The Tohaku candle is an homage to the pine tree paintings of Nanao City. The burn time is 130 minutes. Two candles that are each 11 cm x 1.9cm. Sown with the small koma candle stand, not included.
Takazawa candles are made by melting sumac wax over a wood fire. The wick is made by winding dried rushes around hollow cord of wa-shi (Japanese paper). The hollow core of the wick allows oxygen to be drawn up from the bottom so that the flame consumes more melted wax, thus increasing the combustion power and creating a powerful flame. The shape of the candle is made by pouring melted wax into wooden or metallic molds. After the wax has set, it is removed from the molds and finish shaping by hand with a small knife.
Takazawa Candle has been making candles from the inspiration of plants such as the fruits of sumac tree, rice bran, and rapeseed flower oil since 1892. The first candles in Japan were brought in from China in the 8th century and made from bees wax. Bees wax, as a material, it was not familiar to the Japanese so they tried to make candles from the wax derived from plants. The sumac wax was soft and easy to form into the shape of a candle and so by the 16th century it had become the standard material for candle-making in Japan.
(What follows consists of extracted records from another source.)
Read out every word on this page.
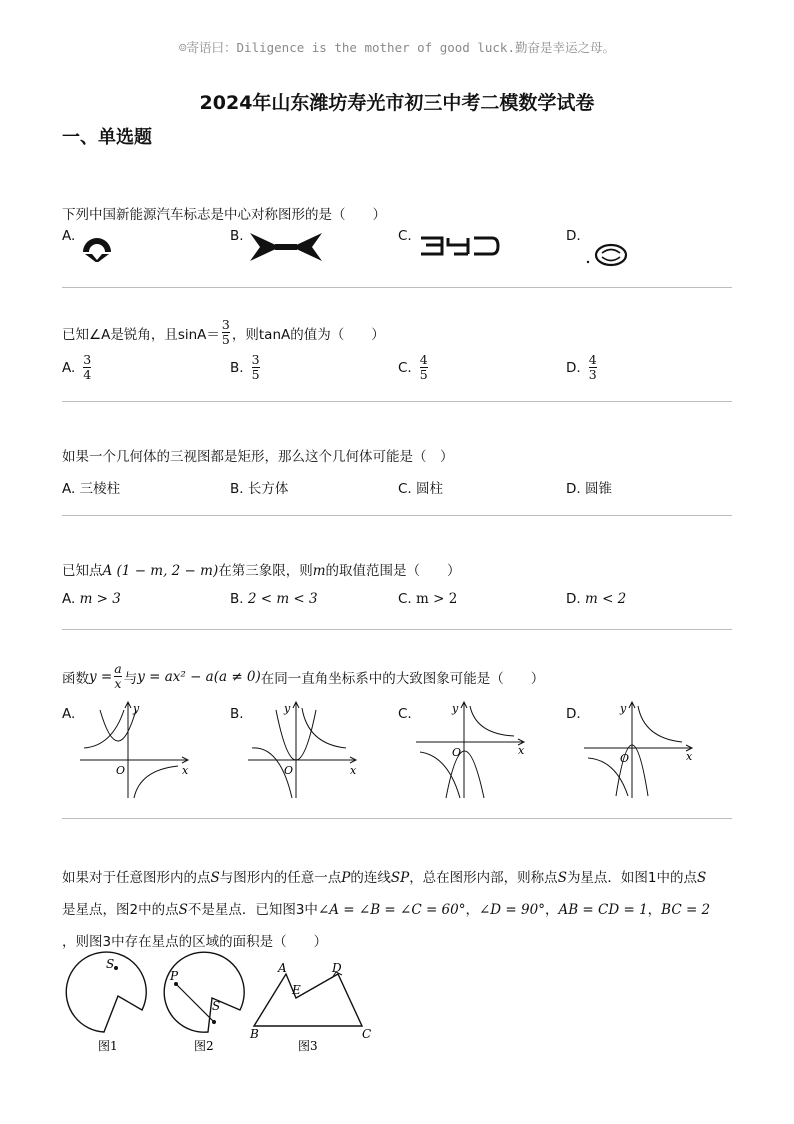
☺寄语曰：Diligence is the mother of good luck.勤奋是幸运之母。
2024年山东潍坊寿光市初三中考二模数学试卷
一、单选题
下列中国新能源汽车标志是中心对称图形的是（　　）
A.	B.	C.	D.
已知∠A是锐角，且$\sin A= \frac{3}{5}$ ，则tanA的值为（　　）
A. $\frac{3}{4}$	B. $\frac{3}{5}$	C. $\frac{4}{5}$	D. $\frac{4}{3}$
如果一个几何体的三视图都是矩形，那么这个几何体可能是（　）
A. 三棱柱	B. 长方体	C. 圆柱	D. 圆锥
已知点A (1 − m, 2 − m)在第三象限，则m的取值范围是（　　）
A. m > 3	B. 2 < m < 3	C. m > 2	D. m < 2
函数 $y = \frac{a}{x}$ 与 y = ax² − a(a ≠ 0) 在同一直角坐标系中的大致图象可能是（　　）
A.	B.	C.	D.
x
y
O	x
y
O
x
y
O	x
y
O
如果对于任意图形内的点S与图形内的任意一点P的连线SP，总在图形内部，则称点S为星点．如图1中的点S
是星点，图2中的点S不是星点．已知图3中∠A = ∠B = ∠C = 60°，∠D = 90°，AB = CD = 1，BC = 2
，则图3中存在星点的区域的面积是（　　）
S
图1
P
S
图2
A
E
D
B	C
图3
Takazawa candles' flames are bigger and brighter than other companies. The flame comes from a special wick made from a unique recipe dating back to the 16th century, and it is the symbol of ancestral wisdom. At a time when there were no electric lights, light means candles, and a lot of thought was put into making candlelight brighter. Our wick is made from plant-based materials such as dried rush and washi-paper, thus symbolising the beautiful relationship between our ancestors and nature.